Satu minggu sebelum pernikahan, Jina melongo ketika melihat semua barang di apartemennya sudah tersimpan rapi di kotak-kotak besar berwarna coklat.
Baru saja malam tadi, Jina diundang lagi untuk makan di kediaman keluarga Kang. Inti dari pertemuan, orang tua Brian menyuruh Jina segera pindah ke rumah mereka dan menetap di rumah itu setelah calon mertua nya kembali ke Kanada.
Jina memberi sinyal kepada tunangannya untuk keluar dari situasi itu, namun sang pria hanya mengedikkan bahu, tak mau ikut campur.
Tadinya Jina berpikir dia bisa kembali ke apartemennya setelah tidak ada yang mengawasi, namun Brian yang kali itu mengantar Jina pulang berkata.
“Setelah kita menikah, kau menjadi tanggung jawabku. Akan lebih mudah bagiku untuk menjagamu jika kita tinggal serumah”.
Yang dikatakan Brian benar, Jina tak bisa menyangkal. Apalagi saat itu Brian menatapnya dengan sorotan mata memelas seperti kucing, jadi Jina tak tega untuk menolaknya.
Proses penjemputan barang-barangnya berlangsung cepat. Dia hanya tinggal sendiri, jadi tak banyak juga barang miliknya. Jina menatap sedih kamar yang ditempatinya beberapa tahun ke belakang. Sungguh dia pasti akan merindukan tempat ini.
Jina meninggalkan apartemen lamanya setelah Brian mengabari kalau dia sudah sampai. Jina tertegun saat Brian lagi-lagi membukakan pintu mobil untuknya.
“Kau semakin mahir menyetir”, komentar Jina saat menyadari jika kecepatan mobil sudah menyentuh rata-rata.
Brian berdehem dengan bahunya otomatis naik. “Practice makes perfect. Aku hanya harus membiasakan diri dan skill-ku kembali dengan cepat”.
Andai Jina tahu betapa Brian belajar mengemudi overtime pada Sopir pribadi keluarga Kang, mungkin Jina akan membuat lelucon dari kalimat tadi.
Tipikal Brian. Selalu berusaha keras dalam hal yang menjadi targetnya, sekecil keinginannya untuk berduaan di mobil dengan Jina.
“Kita tidak ke rumahmu?”, sahut Jina saat Brian membelokkan mobilnya ke arah yang berlawanan.
“Sorry, aku lupa memberitahumu. Ibu menyuruhku untuk menemanimu memilih furniture untuk rumah. Katanya kau bisa memilih apapun yang kau mau karena sebentar lagi rumah itu akan menjadi milikmu”.
“Aku sangat menyukai bagaimana Ibumu mendekor rumah jadi aku sama sekali tak mau menggantinya. Jadi, kita bisa langsung ke rumahmu sekarang”.

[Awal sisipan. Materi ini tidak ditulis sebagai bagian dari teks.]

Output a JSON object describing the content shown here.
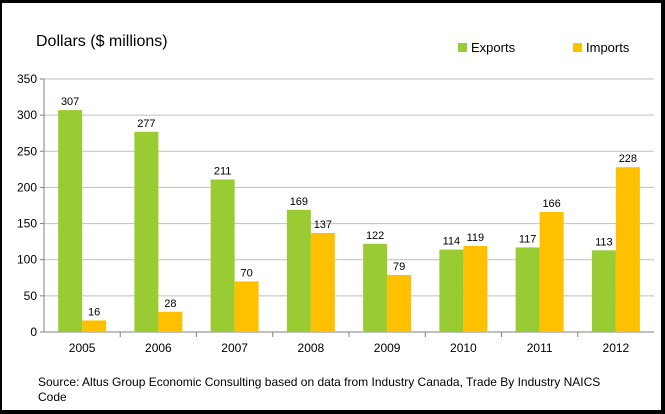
{
  "chart_data": {
    "type": "bar",
    "ylabel": "Dollars ($ millions)",
    "categories": [
      "2005",
      "2006",
      "2007",
      "2008",
      "2009",
      "2010",
      "2011",
      "2012"
    ],
    "series": [
      {
        "name": "Exports",
        "color": "#99cc33",
        "values": [
          307,
          277,
          211,
          169,
          122,
          114,
          117,
          113
        ]
      },
      {
        "name": "Imports",
        "color": "#ffc000",
        "values": [
          16,
          28,
          70,
          137,
          79,
          119,
          166,
          228
        ]
      }
    ],
    "ylim": [
      0,
      350
    ],
    "yticks": [
      "0",
      "50",
      "100",
      "150",
      "200",
      "250",
      "300",
      "350"
    ],
    "grid": true,
    "legend": "top-right",
    "source": "Source: Altus Group Economic Consulting based on data from Industry Canada, Trade By Industry NAICS Code"
  }
}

“Kita akan membeli kebutuhan kamarmu kalau begitu”.
“Aku tidak perlu apapun”, pungkas Jina. “Aku sudah membawa semua barangku kesana jadi aku masih bisa memakainya”.
“Kalau begitu, kau yang harus menemaniku membeli furniture baru”. Alis Jina terangkat mendengarnya. “Baiklah. Tapi aku kan yang pindah, kenapa kau yang butuh furniture baru?”.